YERE ÇÖP ATMANIN CEZASI BÜYÜK
Bir diğeri ise yerel dili daha tam anlayamadan kaynaklı insanların bana anlatmak istediklerini her şekilde anlatmaya çalışmaları. Mesela markette ya da başka bir yerde alışveriş yaparken, hemen bir çeviri programı açarak bana yardımcı oluyorlar. Bu bana çok değerli hissettiriyor ve dili öğrenmem içinde teşvik ediyor. Toplu ve kalabalık olan alanlarda iki adımda bir mini çöp kutuları var. Bu yüzden her yer temiz değil. Yere çöp atmanın cezası büyük. Yere çöp atmamak içinde sadece ceza değil, çöp kutuları sık sık konulmuş ki çöp atmamaya teşvik edilsin.
*
Teşvik etmenin ve adil cezalar koymanın ne denli önemli olduğunu burada bir kez daha fark ettim. Acaba bir çöp için durum buyken, benim ülkemde nasıl olurdu acaba demeden geçemedim.
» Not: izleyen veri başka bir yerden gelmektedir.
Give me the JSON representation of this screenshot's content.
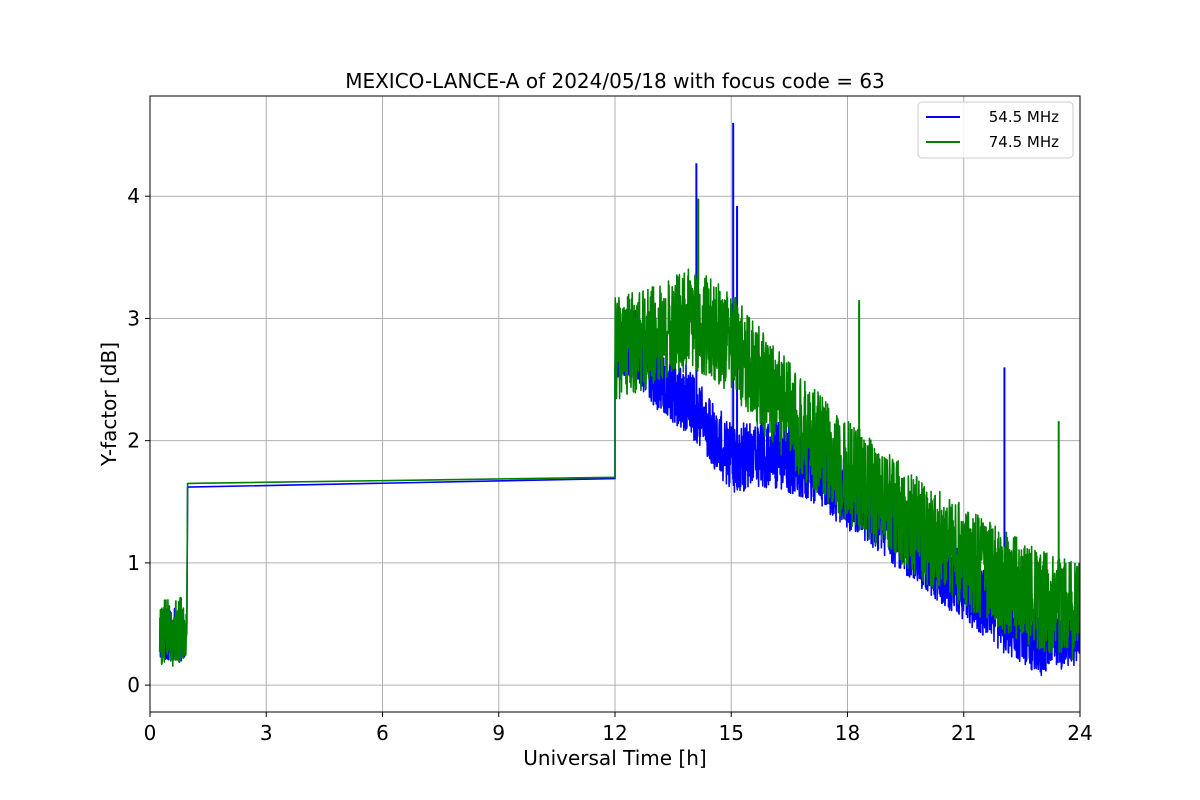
{
  "chart_data": {
    "type": "line",
    "title": "MEXICO-LANCE-A of 2024/05/18 with focus code = 63",
    "xlabel": "Universal Time [h]",
    "ylabel": "Y-factor [dB]",
    "xlim": [
      0,
      24
    ],
    "ylim": [
      -0.22,
      4.82
    ],
    "xticks": [
      0,
      3,
      6,
      9,
      12,
      15,
      18,
      21,
      24
    ],
    "yticks": [
      0,
      1,
      2,
      3,
      4
    ],
    "grid": true,
    "legend_position": "top-right",
    "series": [
      {
        "name": "54.5 MHz",
        "color": "#0000ff",
        "segments": [
          {
            "kind": "noise",
            "x": [
              0.25,
              0.95
            ],
            "center": [
              0.42,
              0.4
            ],
            "amp": 0.22,
            "seed": 11
          },
          {
            "kind": "line",
            "x": [
              0.97,
              12.0
            ],
            "y": [
              1.62,
              1.69
            ]
          },
          {
            "kind": "noise",
            "x": [
              12.0,
              24.0
            ],
            "center_x": [
              12.0,
              12.5,
              13.0,
              14.0,
              15.0,
              16.0,
              17.0,
              18.0,
              19.0,
              20.0,
              21.0,
              22.0,
              23.0,
              24.0
            ],
            "center_y": [
              2.75,
              2.8,
              2.55,
              2.3,
              1.85,
              1.9,
              1.8,
              1.55,
              1.3,
              1.05,
              0.8,
              0.55,
              0.35,
              0.45
            ],
            "amp": 0.28,
            "seed": 23
          },
          {
            "kind": "spikes",
            "x": [
              14.1,
              15.05,
              15.15,
              22.05
            ],
            "y": [
              4.27,
              4.6,
              3.92,
              2.6
            ]
          }
        ]
      },
      {
        "name": "74.5 MHz",
        "color": "#008000",
        "segments": [
          {
            "kind": "noise",
            "x": [
              0.25,
              0.95
            ],
            "center": [
              0.42,
              0.45
            ],
            "amp": 0.28,
            "seed": 5
          },
          {
            "kind": "line",
            "x": [
              0.97,
              12.0
            ],
            "y": [
              1.65,
              1.7
            ]
          },
          {
            "kind": "noise",
            "x": [
              12.0,
              24.0
            ],
            "center_x": [
              12.0,
              13.0,
              14.0,
              15.0,
              16.0,
              17.0,
              18.0,
              19.0,
              20.0,
              21.0,
              22.0,
              23.0,
              24.0
            ],
            "center_y": [
              2.75,
              2.85,
              3.0,
              2.8,
              2.4,
              2.05,
              1.75,
              1.5,
              1.25,
              1.05,
              0.85,
              0.7,
              0.6
            ],
            "amp": 0.42,
            "seed": 41
          },
          {
            "kind": "spikes",
            "x": [
              14.15,
              18.3,
              23.45
            ],
            "y": [
              3.98,
              3.15,
              2.16
            ]
          }
        ]
      }
    ]
  }
}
Mesela Emine bulut kızının özü önünde kocası tarafından boğazı kesildiğinde, “ölmek istemiyorum” diye feryat etmek zorunda kalmaz mıydı? Ya da ülkenin kötüye gitmesine sebep kimlerse artık(bilmiyor gibi yapayım) daha fazla çalmadan adil şekilde yargılansalardı, bir yılı aşkın işsiz kalan ve 8 aydır kirasını ödeyemediği için çocukları üşümesin diye saç kurutma makinasını açarak yan odaya geçen, 26 yaşında ki Emine Akçay acaba intihar eder miydi?
GÜNEŞLİ GÜNLERDE GÖRÜŞMEK ÜZERE
Bu ve buna benzer bir çok soru dolanıyor kafamda. Acaba ile başlayıp, keşke ile biten. Olması gereken ile oldurulmayan gerçekler var benim vatanımda. Tabi ben bu durumların geçici olduğunu düşünüyorum. Eğer ki yöneticilerin sırf ibadet ediyor diye karakterine bakmamazlık tekrar yapmazsak. Umarım gördüğümüz güzellikleri ülkemizde yeşertebileceğimiz, buna fırsat verilen güneşli günlerde görüşmek üzere. Vesselam.